Tinker with Titanium – Metal Breast Implants

Sugerywatch Staff - 2 May 2007

Breast implants laced with metal – does that seem like an object out of the pages of your sci-fi comic book? Well this may have been fiction till a few years back, but metal in breast implants are the new objects on the block. Breast implants laced with metal will be implanted in thousands of Australian women in a first-of-its-kind trial aimed at reducing cases of breast job hardening and deformity.

Breast implant surgery is one of the most popular cosmetic surgeries and every year more than 10,000 Australian women go in for this surgery.  However, about seven per cent of these women suffer from an unnatural tightening where the breast becomes overly firm, and sometimes distorted and painful. Known as capsular contraction, this complication arises when breast tissue surrounding the breast implants react by contracting and squashing the implant, making it hard and scrunching up the breast.

Capsular contracture is a significant problem in the industry and it′s one we′ve had difficulty solving so it′s exciting to try to find new ways to avoid it, said Dr Daniel Fleming, the study leader of this project who will soon become president of the Australasian College of Cosmetic Surgery.
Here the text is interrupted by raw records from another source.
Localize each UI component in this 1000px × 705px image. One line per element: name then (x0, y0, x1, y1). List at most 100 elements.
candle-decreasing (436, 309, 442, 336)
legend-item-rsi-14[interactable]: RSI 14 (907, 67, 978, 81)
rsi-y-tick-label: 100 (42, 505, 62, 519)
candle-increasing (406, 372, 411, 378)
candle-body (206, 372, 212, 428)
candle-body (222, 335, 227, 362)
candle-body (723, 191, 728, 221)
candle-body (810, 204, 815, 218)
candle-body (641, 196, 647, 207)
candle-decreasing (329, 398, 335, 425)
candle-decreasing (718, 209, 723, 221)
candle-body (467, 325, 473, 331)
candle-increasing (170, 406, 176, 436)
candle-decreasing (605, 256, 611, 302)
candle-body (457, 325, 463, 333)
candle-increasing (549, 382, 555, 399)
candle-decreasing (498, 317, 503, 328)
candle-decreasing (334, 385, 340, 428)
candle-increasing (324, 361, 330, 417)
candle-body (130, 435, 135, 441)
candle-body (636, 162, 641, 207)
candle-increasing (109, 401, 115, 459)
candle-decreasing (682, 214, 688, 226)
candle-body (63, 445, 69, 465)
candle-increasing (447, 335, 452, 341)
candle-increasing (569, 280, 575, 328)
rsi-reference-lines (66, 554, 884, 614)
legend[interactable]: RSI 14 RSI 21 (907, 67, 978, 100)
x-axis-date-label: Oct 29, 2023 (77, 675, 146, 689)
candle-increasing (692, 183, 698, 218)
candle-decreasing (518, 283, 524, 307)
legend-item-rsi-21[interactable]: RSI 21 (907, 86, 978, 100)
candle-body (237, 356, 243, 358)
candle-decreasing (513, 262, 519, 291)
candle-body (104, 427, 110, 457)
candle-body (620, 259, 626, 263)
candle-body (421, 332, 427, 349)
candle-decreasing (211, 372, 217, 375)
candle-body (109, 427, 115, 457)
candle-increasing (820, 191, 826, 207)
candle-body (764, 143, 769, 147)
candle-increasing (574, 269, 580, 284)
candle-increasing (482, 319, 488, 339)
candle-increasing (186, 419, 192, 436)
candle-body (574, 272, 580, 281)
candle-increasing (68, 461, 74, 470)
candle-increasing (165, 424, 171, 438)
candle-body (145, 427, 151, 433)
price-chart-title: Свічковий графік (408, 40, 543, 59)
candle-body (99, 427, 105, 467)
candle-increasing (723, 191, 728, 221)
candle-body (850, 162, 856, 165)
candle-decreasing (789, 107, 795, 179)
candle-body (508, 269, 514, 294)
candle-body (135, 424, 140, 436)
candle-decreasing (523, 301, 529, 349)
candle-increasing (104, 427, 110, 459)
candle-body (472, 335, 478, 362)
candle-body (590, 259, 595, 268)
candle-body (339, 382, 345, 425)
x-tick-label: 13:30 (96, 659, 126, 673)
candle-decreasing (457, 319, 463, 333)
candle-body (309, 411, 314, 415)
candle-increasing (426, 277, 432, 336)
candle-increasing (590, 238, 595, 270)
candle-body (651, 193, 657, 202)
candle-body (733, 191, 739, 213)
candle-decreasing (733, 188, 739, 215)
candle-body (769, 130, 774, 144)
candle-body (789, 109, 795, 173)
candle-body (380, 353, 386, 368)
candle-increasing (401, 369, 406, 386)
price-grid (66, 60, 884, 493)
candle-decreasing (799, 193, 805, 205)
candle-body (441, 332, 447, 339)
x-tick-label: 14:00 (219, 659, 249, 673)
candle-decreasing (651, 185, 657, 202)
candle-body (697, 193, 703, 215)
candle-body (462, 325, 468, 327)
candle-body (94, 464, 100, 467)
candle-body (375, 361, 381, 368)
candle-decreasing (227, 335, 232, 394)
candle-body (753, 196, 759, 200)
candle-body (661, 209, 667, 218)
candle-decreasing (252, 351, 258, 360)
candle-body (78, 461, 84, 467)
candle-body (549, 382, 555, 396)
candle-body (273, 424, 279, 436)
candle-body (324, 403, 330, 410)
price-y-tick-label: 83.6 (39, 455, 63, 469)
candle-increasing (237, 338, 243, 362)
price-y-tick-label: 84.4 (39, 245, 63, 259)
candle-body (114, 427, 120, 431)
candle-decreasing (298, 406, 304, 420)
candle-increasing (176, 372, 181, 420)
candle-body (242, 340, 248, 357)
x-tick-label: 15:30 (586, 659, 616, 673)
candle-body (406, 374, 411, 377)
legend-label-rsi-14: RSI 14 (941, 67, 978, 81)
Cosmetic surgeons have started to recruit 3000 Australian women nationwide to test out a European-made titanium implant they believe will have lower rates of so-called capsular conjecture.

A French implant company has tried to negate the problem by modifying their standard silicone gel implants and coating them in an invisible, microscopic layer of titanium, a naturally-occurring metal also used in hip replacements and bone screws. The idea behind this is that when a titanium implant is inserted inside the patient’s body, the body sees the titanium and not silicone, and it won’t react.

Only time will tell, if the titanium experiment is going to solve the problem of capsular contraction.